I think of work as a fluid stream. It needs significant throttling sometimes (think "fire hose v. faucet"), but it comes, gets done, and goes. Simple, right? But what work does one do? How do you possibly make the call -- first-in/first-out ("FIFO") all the time? And is it just a matter of prioritization, or is there a deeper layer at which to analyze? This is where I've had to structure my thinking a bit, albeit with a little help.
GTD
I subscribe to most of David Allen's Getting Things Done ("GTD"), a framework for instantly classifying all work (particularly "knowledge work" like I do), dealing with unplanned work in the process of doing your scheduled work, and keeping track of deferred and delegated work.

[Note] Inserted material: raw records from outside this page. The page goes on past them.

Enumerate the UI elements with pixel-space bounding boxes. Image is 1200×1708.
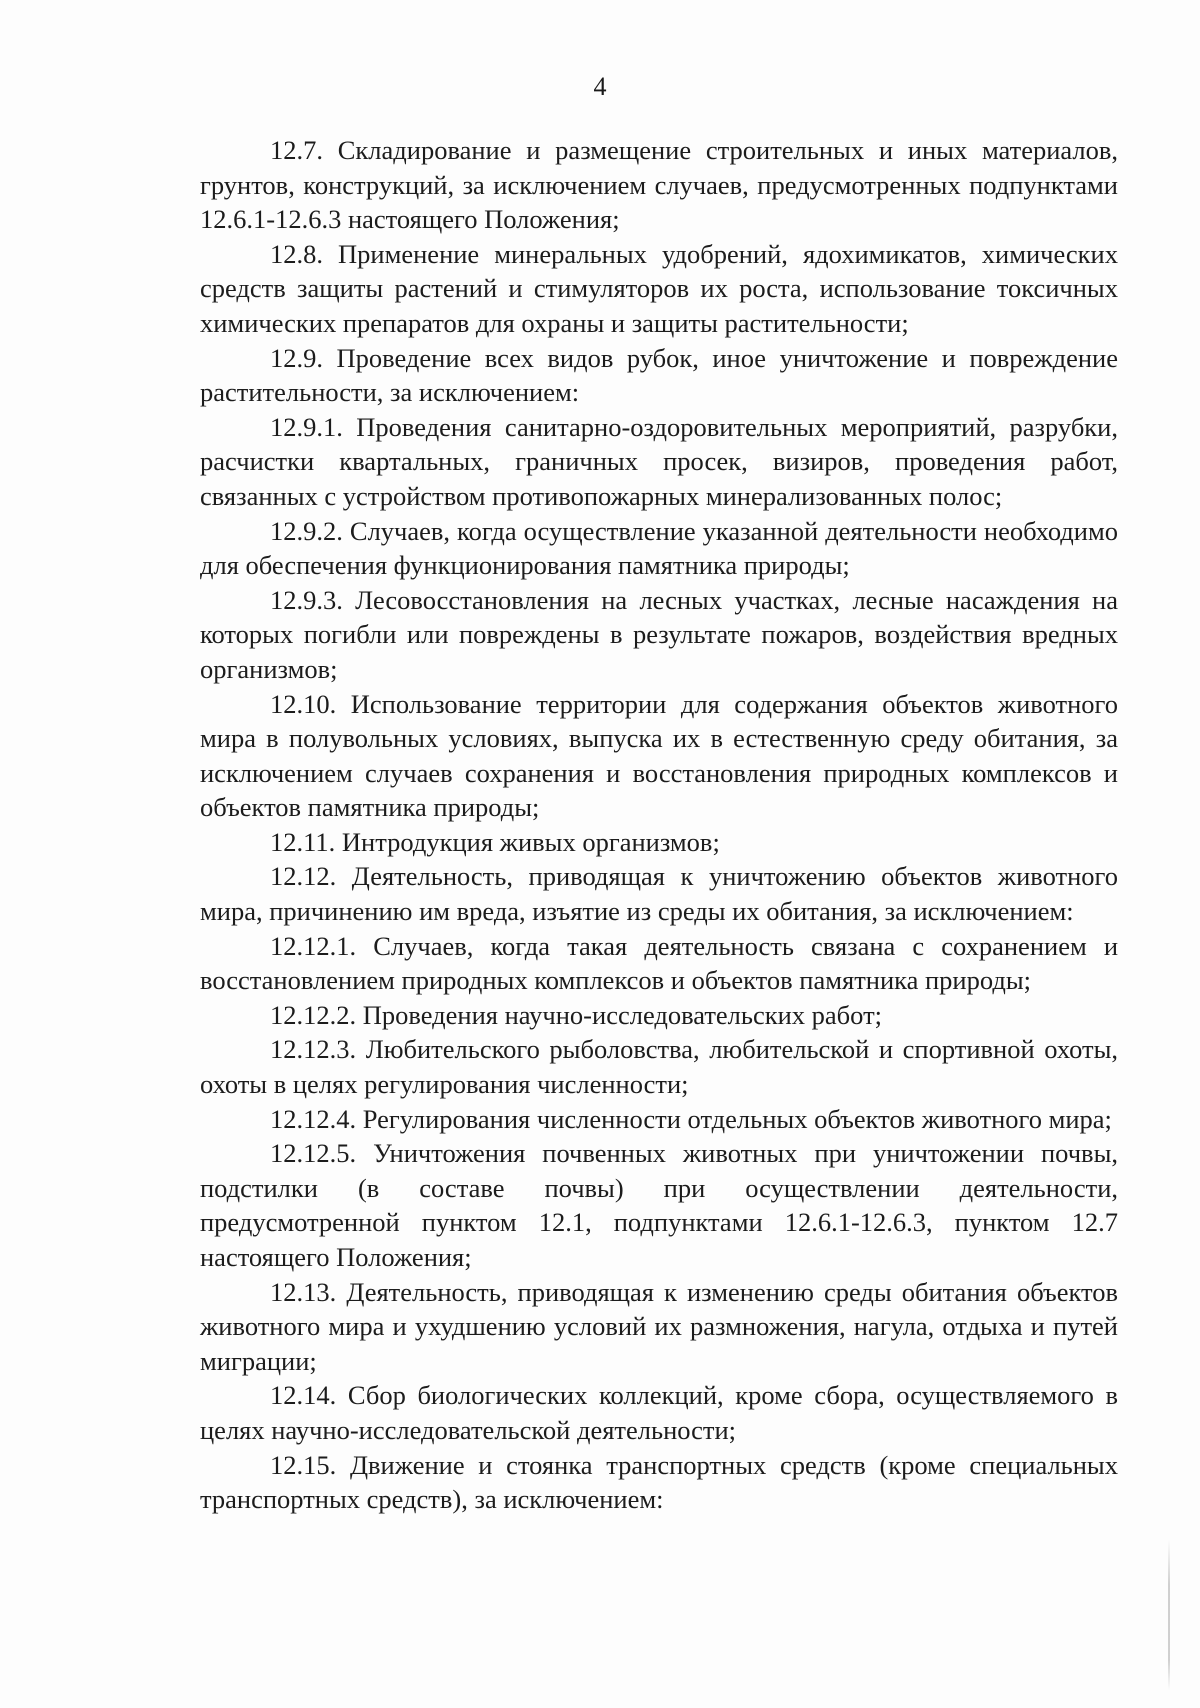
paragraph-12-12: 12.12. Деятельность, приводящая к уничтожению объектов животного мира, причинению им вреда, изъятие из среды их обитания, за исключением: bbox=[200, 861, 1118, 927]
paragraph-12-9-2: 12.9.2. Случаев, когда осуществление указанной деятельности необходимо для обеспечения функционирования памятника природы; bbox=[200, 515, 1118, 581]
paragraph-12-8: 12.8. Применение минеральных удобрений, ядохимикатов, химических средств защиты растений и стимуляторов их роста, использование токсичных химических препаратов для охраны и защиты растительности; bbox=[200, 238, 1118, 338]
paragraph-12-12-1: 12.12.1. Случаев, когда такая деятельность связана с сохранением и восстановлением природных комплексов и объектов памятника природы; bbox=[200, 930, 1118, 996]
paragraph-12-13: 12.13. Деятельность, приводящая к изменению среды обитания объектов животного мира и ухудшению условий их размножения, нагула, отдыха и путей миграции; bbox=[200, 1276, 1118, 1376]
paragraph-12-12-3: 12.12.3. Любительского рыболовства, любительской и спортивной охоты, охоты в целях регулирования численности; bbox=[200, 1034, 1118, 1100]
paragraph-12-14: 12.14. Сбор биологических коллекций, кроме сбора, осуществляемого в целях научно-исследовательской деятельности; bbox=[200, 1380, 1118, 1445]
paragraph-12-9-3: 12.9.3. Лесовосстановления на лесных участках, лесные насаждения на которых погибли или повреждены в результате пожаров, воздействия вредных организмов; bbox=[200, 584, 1118, 684]
paragraph-12-12-4: 12.12.4. Регулирования численности отдельных объектов животного мира; bbox=[270, 1103, 1112, 1134]
page-number: 4 bbox=[593, 72, 607, 101]
paragraph-12-12-5: 12.12.5. Уничтожения почвенных животных при уничтожении почвы, подстилки (в составе почвы) при осуществлении деятельности, предусмотренной пунктом 12.1, подпунктами 12.6.1-12.6.3, пунктом 12.7 настоящего Положения; bbox=[200, 1138, 1118, 1272]
paragraph-12-15: 12.15. Движение и стоянка транспортных средств (кроме специальных транспортных средств), за исключением: bbox=[200, 1449, 1118, 1515]
scan-edge-mark bbox=[1168, 1540, 1170, 1690]
paragraph-12-9-1: 12.9.1. Проведения санитарно-оздоровительных мероприятий, разрубки, расчистки квартальных, граничных просек, визиров, проведения работ, связанных с устройством противопожарных минерализованных полос; bbox=[200, 411, 1118, 511]
paragraph-12-11: 12.11. Интродукция живых организмов; bbox=[270, 826, 720, 857]
paragraph-12-12-2: 12.12.2. Проведения научно-исследовательских работ; bbox=[270, 999, 883, 1030]
document-body bbox=[200, 133, 1118, 1517]
paragraph-12-10: 12.10. Использование территории для содержания объектов животного мира в полувольных условиях, выпуска их в естественную среду обитания, за исключением случаев сохранения и восстановления природных комплексов и объектов памятника природы; bbox=[200, 688, 1118, 823]
paragraph-12-7: 12.7. Складирование и размещение строительных и иных материалов, грунтов, конструкций, за исключением случаев, предусмотренных подпунктами 12.6.1-12.6.3 настоящего Положения; bbox=[200, 135, 1118, 235]
paragraph-12-9: 12.9. Проведение всех видов рубок, иное уничтожение и повреждение растительности, за исключением: bbox=[200, 342, 1118, 408]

Many people try to summarize that using analogies, but I think the terms speak for themselves. Now, his practices are a hard pill to swallow at times, but the framework is pretty flexible, and it's what I use to get everything out the door, from bills to follow-ups, to projects, to client support requests.
It's really kind of handy. And dangerous. You can assume that everything is unplanned work and just be reactive. Or focus on your scheduled work and pay no attention to your inbox. If you have people relying on that or any other medium to connect with you, it's potentially bad news. So that balance, the activity of seeing everything in context and individually -- like I do with the Things app -- is kind of important. Those are the most important minutes of my day.
The Value Chain
I recently made the decision to fire a client for mismanagement. In some ways, this was a destructive act. I ended a revenue stream, ceased ties with a partner with whom I was actively developing products, and ended my sole relationship within a very profitable, niche vertical. And we were friendly to start with, though that cooled -- still, we had untapped potential. It was time to channel Michael Porter.
The Porter Value Chain in this case was broken -- I was sucked into intraoffice drama, the client needed a lot of hand-holding for testing and, ultimately, the person who took over the troubled project had never read the discovery document or learned what the product really did. Aside from, you know, computer stuff. This meant starting over, analyzing every assumption, and potentially (read: probably) some rework. *Every* part of that business got more expensive. If we were a lesser firm, I would make that an accounting problem. But really it's about opportunity cost -- the more backwards we had to traverse, the more skewed our overall schedule became.
Slow Growth Means Better Scheduling
I think one of the most important things, and something I'm trying to get better at, is scheduling. I try to limit myself to one of two meetings a day, only leave my office for meetings on Tuesdays, and reserve two days a week to be meeting-less. If that rule tree seems restrictive, you don't want to see what my calendar becomes *without* those rules. Fending Group is pretty well established now, and I don't need to personally pound the pavement and do free consulting sessions just to get work.
That said, we grew a lot faster in the first six months than I thought we would in two years. I'm also doing less development than I thought I would, though that's coming into balance. The important thing I've uncovered is limiting the number of concurrent projects. The devil on the shoulder will *always* say, "Well, hey! That's great timing... we should be done with that other project the folllowing week. Easy!" In reality, the last couple of weeks of active dev on any project is the all-hands period, followed by trainup, revisions, and release management. Listening to the fellow on the other shoulder: Always plan a full week in between engagements. It's way easier on the constitution. Does this slow growth? Yes, probably. But that's healthy, and ensures that the work your teams do, particularly at the all-important "bookends" of a project, is strong.
After all, nobody wants to drink from a firehose.